What images spring to your mind when you hear the word globalization? Do you think globalization will make us all the same in the future?

Globalization in the Modern World

An overview of globalization and it's positive and negative aspects.

By Colin Stief

If you look at the tag on your shirt, chances are you would see that it was made in a country other than the one in which you sit right now. What's more, before it reached your wardrobe, this shirt could have very well been made with Chinese cotton sewed by Thai hands, shipped across the Pacific on a French freighter crewed by Spaniards to a Los Angeles harbor. This international exchange is just one example of globalization, a process that has everything to do with geography.
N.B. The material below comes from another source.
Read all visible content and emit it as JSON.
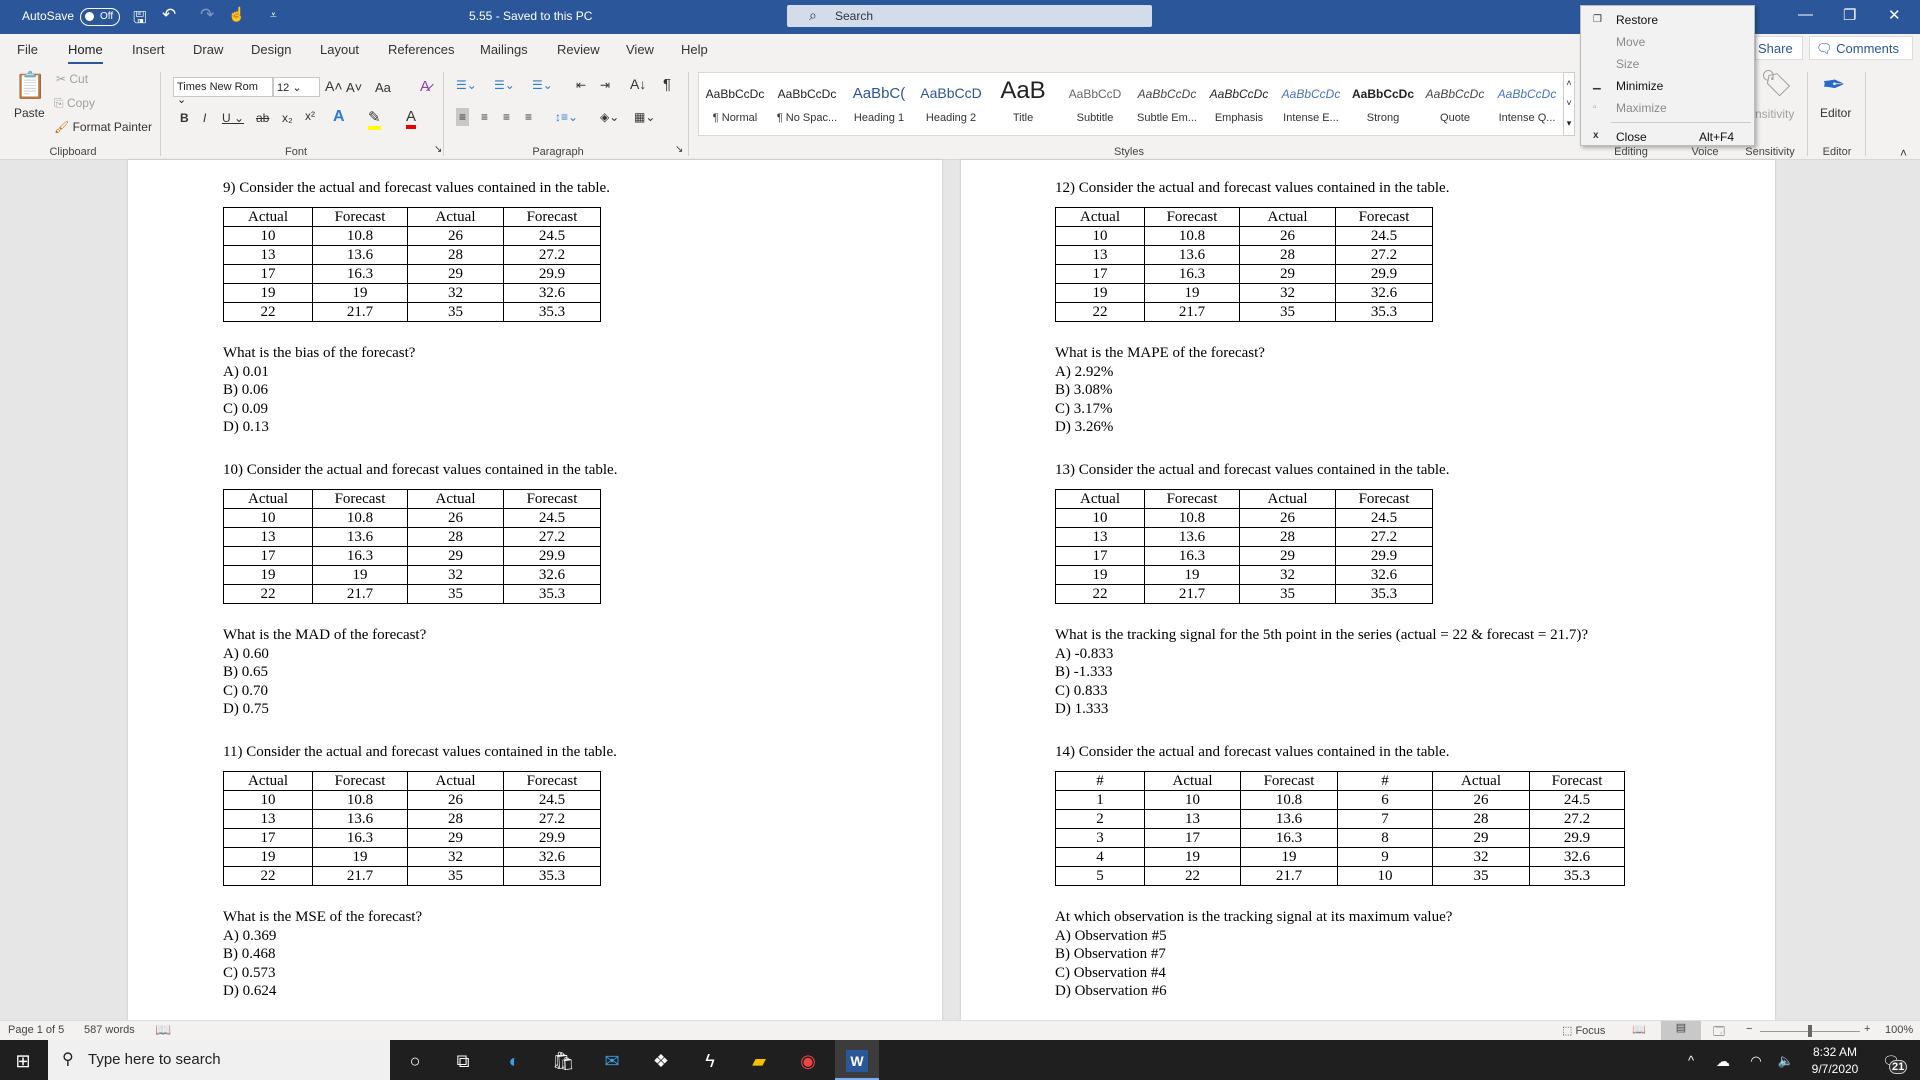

Globalization is the process of increased interconnectedness among countries most notably in the areas of economics, politics, and culture. McDonald's in Japan, French films being played in Minneapolis, and the United Nations are all representations of globalization. History of globalization Although many people consider globalization a twentieth-century phenomenon, the process has been happening for millennia. Examples include the following:

• The Roman Empire. Going back to 600 B.C., the Roman Empire spread its economic and governing systems through significant portions of the ancient world for centuries.

• Silk Road trade. These trade routes, which date from 130 B.C. to 1453 A.D., represented another wave of globalization. They brought merchants, goods and travelers from China, through Central Asia and the Middle East, to Europe.

• Pre-World War I. European countries made significant investments overseas in the decades before World War I. The period from 1870 to 1914 is called the golden age of globalization.

• Post-World War II. The United States led the effort to create a global economic system with a set of broadly accepted international rules. Multinational institutions were established such as the United Nations, International Monetary Fund, World Bank and World Trade Organization to promote international cooperation and free trade.

What makes globalization possible is the ever-increasing capacity for and efficiency of how people and things move and communicate. In years past, people across the globe did not have the ability to communicate and could not interact without difficulty. Nowadays, a phone, instant message, fax, or video conference call can easily be used to connect people throughout the world. Additionally, anyone with the funds can book a plane flight and show up halfway across the world in a matter of hours. In short, the "friction of distance" is lessened, and the world begins to metaphorically shrink.